Jesus the Teacher uses parables because they demand that “Those who have ears, listen!” The parable with which Jesus teaches about parables – the one we read this morning, frankly acknowledges that not every is going to be willing to make this effort. There are people who are like barren ground, or rocky soil, or a weedy spot. The good seed of Jesus’ teaching will not bear fruit in everyone. He lays it out – parables are for those who hear and believe and grow the seeds that he is sowing
But, to the disciples, he explains the parable. This is the only parable that has an explanation attached to it from the very beginning. The disciples – and by extension WE – are not allowed to fail to understand. We MUST get it. We are the people Jesus has chosen to learn from him, and he doesn’t allow his chosen ones to fail. He is the original “no child left behind” teacher. We are expected to participate in our own education, and to learn from the great teacher what he has to teach. To hear, and accept and bear much fruit. This is what Jesus the teacher expects of us, his disciples, his students.

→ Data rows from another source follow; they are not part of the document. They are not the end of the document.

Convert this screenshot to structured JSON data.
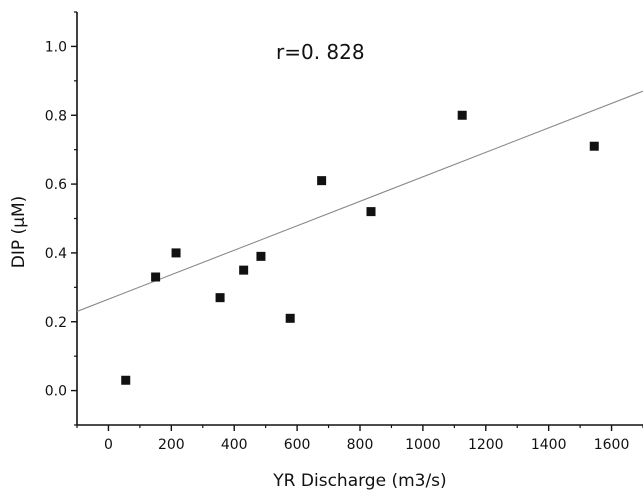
{
  "chart_data": {
    "type": "scatter",
    "title": "",
    "xlabel": "YR Discharge (m3/s)",
    "ylabel": "DIP (μM)",
    "xlim": [
      -100,
      1700
    ],
    "ylim": [
      -0.1,
      1.1
    ],
    "xticks": [
      0,
      200,
      400,
      600,
      800,
      1000,
      1200,
      1400,
      1600
    ],
    "xtick_labels": [
      "0",
      "200",
      "400",
      "600",
      "800",
      "1000",
      "1200",
      "1400",
      "1600"
    ],
    "yticks": [
      0.0,
      0.2,
      0.4,
      0.6,
      0.8,
      1.0
    ],
    "ytick_labels": [
      "0.0",
      "0.2",
      "0.4",
      "0.6",
      "0.8",
      "1.0"
    ],
    "grid": false,
    "series": [
      {
        "points": [
          {
            "x": 55,
            "y": 0.03
          },
          {
            "x": 150,
            "y": 0.33
          },
          {
            "x": 215,
            "y": 0.4
          },
          {
            "x": 355,
            "y": 0.27
          },
          {
            "x": 430,
            "y": 0.35
          },
          {
            "x": 485,
            "y": 0.39
          },
          {
            "x": 578,
            "y": 0.21
          },
          {
            "x": 678,
            "y": 0.61
          },
          {
            "x": 835,
            "y": 0.52
          },
          {
            "x": 1125,
            "y": 0.8
          },
          {
            "x": 1545,
            "y": 0.71
          }
        ]
      }
    ],
    "trendline": {
      "x_start": -100,
      "y_start": 0.23,
      "x_end": 1700,
      "y_end": 0.87
    },
    "annotations": [
      {
        "text": "r=0. 828"
      }
    ]
  }
}
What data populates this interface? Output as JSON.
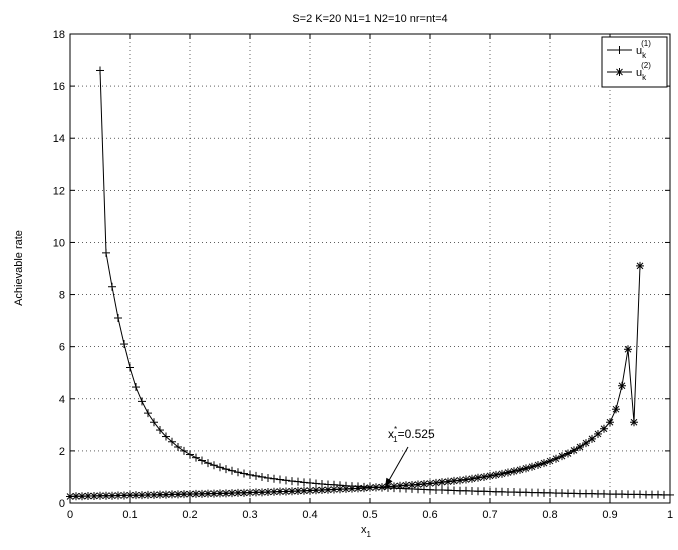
{
  "chart_data": {
    "type": "line",
    "title": "S=2 K=20 N1=1 N2=10 nr=nt=4",
    "xlabel": "x",
    "xlabel_sub": "1",
    "ylabel": "Achievable rate",
    "xlim": [
      0,
      1
    ],
    "ylim": [
      0,
      18
    ],
    "x_ticks": [
      0,
      0.1,
      0.2,
      0.3,
      0.4,
      0.5,
      0.6,
      0.7,
      0.8,
      0.9,
      1
    ],
    "x_tick_labels": [
      "0",
      "0.1",
      "0.2",
      "0.3",
      "0.4",
      "0.5",
      "0.6",
      "0.7",
      "0.8",
      "0.9",
      "1"
    ],
    "y_ticks": [
      0,
      2,
      4,
      6,
      8,
      10,
      12,
      14,
      16,
      18
    ],
    "y_tick_labels": [
      "0",
      "2",
      "4",
      "6",
      "8",
      "10",
      "12",
      "14",
      "16",
      "18"
    ],
    "grid": true,
    "legend_position": "top-right",
    "series": [
      {
        "name": "u",
        "name_sub": "k",
        "name_sup": "(1)",
        "marker": "plus",
        "color": "#000000",
        "x": [
          0.05,
          0.06,
          0.07,
          0.08,
          0.09,
          0.1,
          0.11,
          0.12,
          0.13,
          0.14,
          0.15,
          0.16,
          0.17,
          0.18,
          0.19,
          0.2,
          0.21,
          0.22,
          0.23,
          0.24,
          0.25,
          0.26,
          0.27,
          0.28,
          0.29,
          0.3,
          0.31,
          0.32,
          0.33,
          0.34,
          0.35,
          0.36,
          0.37,
          0.38,
          0.39,
          0.4,
          0.41,
          0.42,
          0.43,
          0.44,
          0.45,
          0.46,
          0.47,
          0.48,
          0.49,
          0.5,
          0.51,
          0.52,
          0.53,
          0.54,
          0.55,
          0.56,
          0.57,
          0.58,
          0.59,
          0.6,
          0.61,
          0.62,
          0.63,
          0.64,
          0.65,
          0.66,
          0.67,
          0.68,
          0.69,
          0.7,
          0.71,
          0.72,
          0.73,
          0.74,
          0.75,
          0.76,
          0.77,
          0.78,
          0.79,
          0.8,
          0.81,
          0.82,
          0.83,
          0.84,
          0.85,
          0.86,
          0.87,
          0.88,
          0.89,
          0.9,
          0.91,
          0.92,
          0.93,
          0.94,
          0.95,
          0.96,
          0.97,
          0.98,
          0.99,
          1.0
        ],
        "y": [
          16.6,
          9.6,
          8.3,
          7.1,
          6.1,
          5.2,
          4.45,
          3.9,
          3.45,
          3.1,
          2.8,
          2.55,
          2.35,
          2.15,
          2.0,
          1.86,
          1.74,
          1.63,
          1.53,
          1.45,
          1.37,
          1.3,
          1.24,
          1.18,
          1.13,
          1.08,
          1.04,
          1.0,
          0.96,
          0.93,
          0.9,
          0.87,
          0.84,
          0.82,
          0.79,
          0.77,
          0.75,
          0.73,
          0.71,
          0.7,
          0.68,
          0.66,
          0.65,
          0.64,
          0.62,
          0.61,
          0.6,
          0.59,
          0.58,
          0.57,
          0.56,
          0.55,
          0.54,
          0.53,
          0.52,
          0.51,
          0.5,
          0.5,
          0.49,
          0.48,
          0.47,
          0.47,
          0.46,
          0.45,
          0.45,
          0.44,
          0.43,
          0.43,
          0.42,
          0.42,
          0.41,
          0.41,
          0.4,
          0.4,
          0.39,
          0.39,
          0.38,
          0.38,
          0.37,
          0.37,
          0.36,
          0.36,
          0.36,
          0.35,
          0.35,
          0.34,
          0.34,
          0.34,
          0.33,
          0.33,
          0.33,
          0.32,
          0.32,
          0.32,
          0.31,
          0.31
        ]
      },
      {
        "name": "u",
        "name_sub": "k",
        "name_sup": "(2)",
        "marker": "asterisk",
        "color": "#000000",
        "x": [
          0.0,
          0.01,
          0.02,
          0.03,
          0.04,
          0.05,
          0.06,
          0.07,
          0.08,
          0.09,
          0.1,
          0.11,
          0.12,
          0.13,
          0.14,
          0.15,
          0.16,
          0.17,
          0.18,
          0.19,
          0.2,
          0.21,
          0.22,
          0.23,
          0.24,
          0.25,
          0.26,
          0.27,
          0.28,
          0.29,
          0.3,
          0.31,
          0.32,
          0.33,
          0.34,
          0.35,
          0.36,
          0.37,
          0.38,
          0.39,
          0.4,
          0.41,
          0.42,
          0.43,
          0.44,
          0.45,
          0.46,
          0.47,
          0.48,
          0.49,
          0.5,
          0.51,
          0.52,
          0.53,
          0.54,
          0.55,
          0.56,
          0.57,
          0.58,
          0.59,
          0.6,
          0.61,
          0.62,
          0.63,
          0.64,
          0.65,
          0.66,
          0.67,
          0.68,
          0.69,
          0.7,
          0.71,
          0.72,
          0.73,
          0.74,
          0.75,
          0.76,
          0.77,
          0.78,
          0.79,
          0.8,
          0.81,
          0.82,
          0.83,
          0.84,
          0.85,
          0.86,
          0.87,
          0.88,
          0.89,
          0.9,
          0.91,
          0.92,
          0.93,
          0.94,
          0.95
        ],
        "y": [
          0.25,
          0.26,
          0.26,
          0.27,
          0.27,
          0.28,
          0.28,
          0.28,
          0.29,
          0.29,
          0.3,
          0.3,
          0.3,
          0.31,
          0.31,
          0.32,
          0.32,
          0.33,
          0.33,
          0.34,
          0.34,
          0.35,
          0.35,
          0.36,
          0.36,
          0.37,
          0.37,
          0.38,
          0.39,
          0.39,
          0.4,
          0.41,
          0.41,
          0.42,
          0.43,
          0.44,
          0.44,
          0.45,
          0.46,
          0.47,
          0.48,
          0.49,
          0.5,
          0.51,
          0.52,
          0.53,
          0.54,
          0.55,
          0.56,
          0.57,
          0.59,
          0.6,
          0.61,
          0.63,
          0.64,
          0.66,
          0.68,
          0.69,
          0.71,
          0.73,
          0.75,
          0.77,
          0.8,
          0.82,
          0.85,
          0.87,
          0.9,
          0.93,
          0.97,
          1.0,
          1.04,
          1.08,
          1.12,
          1.17,
          1.22,
          1.27,
          1.33,
          1.39,
          1.46,
          1.53,
          1.61,
          1.7,
          1.8,
          1.9,
          2.02,
          2.15,
          2.3,
          2.46,
          2.65,
          2.85,
          3.1,
          3.6,
          4.5,
          5.9,
          3.1,
          9.1
        ]
      }
    ],
    "annotation": {
      "text_main": "x",
      "text_sup": "*",
      "text_sub": "1",
      "text_rest": "=0.525",
      "target_x": 0.525,
      "target_y": 0.6
    }
  }
}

The question I always ask of a text - the one thing I’m always trying to communicate on a Sunday morning from this pulpit is this: What’s the good news here? And this morning, I think that’s it: That Jesus has chosen us to be life-long learners of a Master Teacher. He believes that we can and will learn from Him the right way to live. He, patiently and repeatedly puts before us the opportunity to learn from him what is right, and he assures us that, yes, we can understand and do it.
He says, “To you, from me, has been given the secret of the kingdom of God. Let anyone with ears to hear listen.”